Hospital rules required that Nurse Luckett take Jonah to the entrance in a wheel chair facing Center Street.

   "You know, Nurse Luckett?" Jonah said to start up conversation with him because he had said nothing all day on his floor.  "The hospital has faced in every direction since it started in 1898 except north."

   Nurse Luckett adjusted his hospital smock, he then motioned in the direction of the far corner of the parking lot.  At last he began to speak, "It's been this way since I was a kid.  I still have some time before retiring.  Right now I play football for the Porter's Corner Football Club.  The built a field after returning the property to the way it looked in 1910.  They cleared a lot of housing that used to be on Ninth Street."

   Jonah remembered the frame houses, many of them Cape Cods that had surrounded the hospital when the city was small. Jonah realized the twentieth century growth had long halted and the population was so much smaller.  Perhaps the world had fewer people nowadays. The doctors' offices had replaced them but then had given way to something looking like Babylon's Hanging Gardens. For a century there had been a high riser with terraces and palm trees.  Palm trees were possible since the city's dome had been built.  Parking lots were smaller.
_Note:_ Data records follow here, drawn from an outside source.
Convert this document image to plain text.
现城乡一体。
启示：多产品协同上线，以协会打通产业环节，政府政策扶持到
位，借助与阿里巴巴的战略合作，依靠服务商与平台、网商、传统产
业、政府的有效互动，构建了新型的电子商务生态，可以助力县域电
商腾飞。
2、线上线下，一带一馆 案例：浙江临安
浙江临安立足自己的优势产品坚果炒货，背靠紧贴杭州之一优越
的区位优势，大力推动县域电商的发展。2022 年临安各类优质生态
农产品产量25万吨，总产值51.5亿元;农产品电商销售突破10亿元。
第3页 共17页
   Cars parked in the lots had changed little.  Perhaps one always needed wheels and tires.  Jonah concluded they ran on a variety of fuels: hydrogen, solar, petroleum.  One car that was praised during Jonah's boyhood were the turbine cars.  But they melted grills of tail-gating drivers and were slow to accelerate.  Safety improvements had to have kept up.  But there would always be fender benders as long as there were drivers.  So people would forever look for an honest mechanic.  He had not seen used car lots but believed there would always be Honest Johns around to sell them.

   Jonah's thoughts turned to his fortyish companion.  "Think you are up to coaching football?"

   Nurse Luckett gave him an incredulous look. "Coach?"  He paused.  "Boy, are you out of touch! I'm only eithgy-five now and will not coach until I reach a hundred."

   He raised his leg to reveal an artificial limb.  "This prosthesis kept me out of the pros. But I can still sprint a hundred yards in eleven seconds."

   Jonah thought to himself, 'Jack LaLane, eat your heart out.'  Nurse Luckett stepped through the auto doors.  Meanwhile Dr. Rene Estes drove up to the entrance in a 1957 Chevy convertible!

   "Wow!"  Jonah said, as he walked in awe around the car before throwing his bag in the backseat. He was stunned.  Rene did the car justice.  She wore a simple red dress that revealed her obsidian knees.  She looked fantastic to Jonah.  Her black eyes were accented with a suggestion of blue shadow.  With her long, straight hair and smooth skin, she needed no more makeup. If men of Jonah's own time didn't ask women's ages, Jonah determined that it was just as impolite to ask now.  Rene might be much older than the thirty years of age that she looked.

   Jonah was not going to risk another awkward moment like had had with Nurse Luckett.  Besides, she might tell him her age and spoil the illusion he nurtured about Rene.  He resolved to rethink what it was to grow old nowadays.

   "Where did you get this car?" Jonah asked in admiration.

   It took off without making noise.

   "Actually this is a replica built from a car kit on a 2098 Nader Chassis.  The real thing costs too much.  You barely hear its hydrogen, pollution-free engine."

   Rene was handling the steering wheel.  Cars for generations had built-in sensor to steer the car to avoid obstacles unless she turned off its automatic response system.  A global sensor kept track of its location.  If a road was notorious for accidents, the car's computer would advise or route around the danger area if allowed free rein.  Rene said the car did not yet have independent thought, but some cars came so close to it that it was hard to know if cars had developed self-awareness.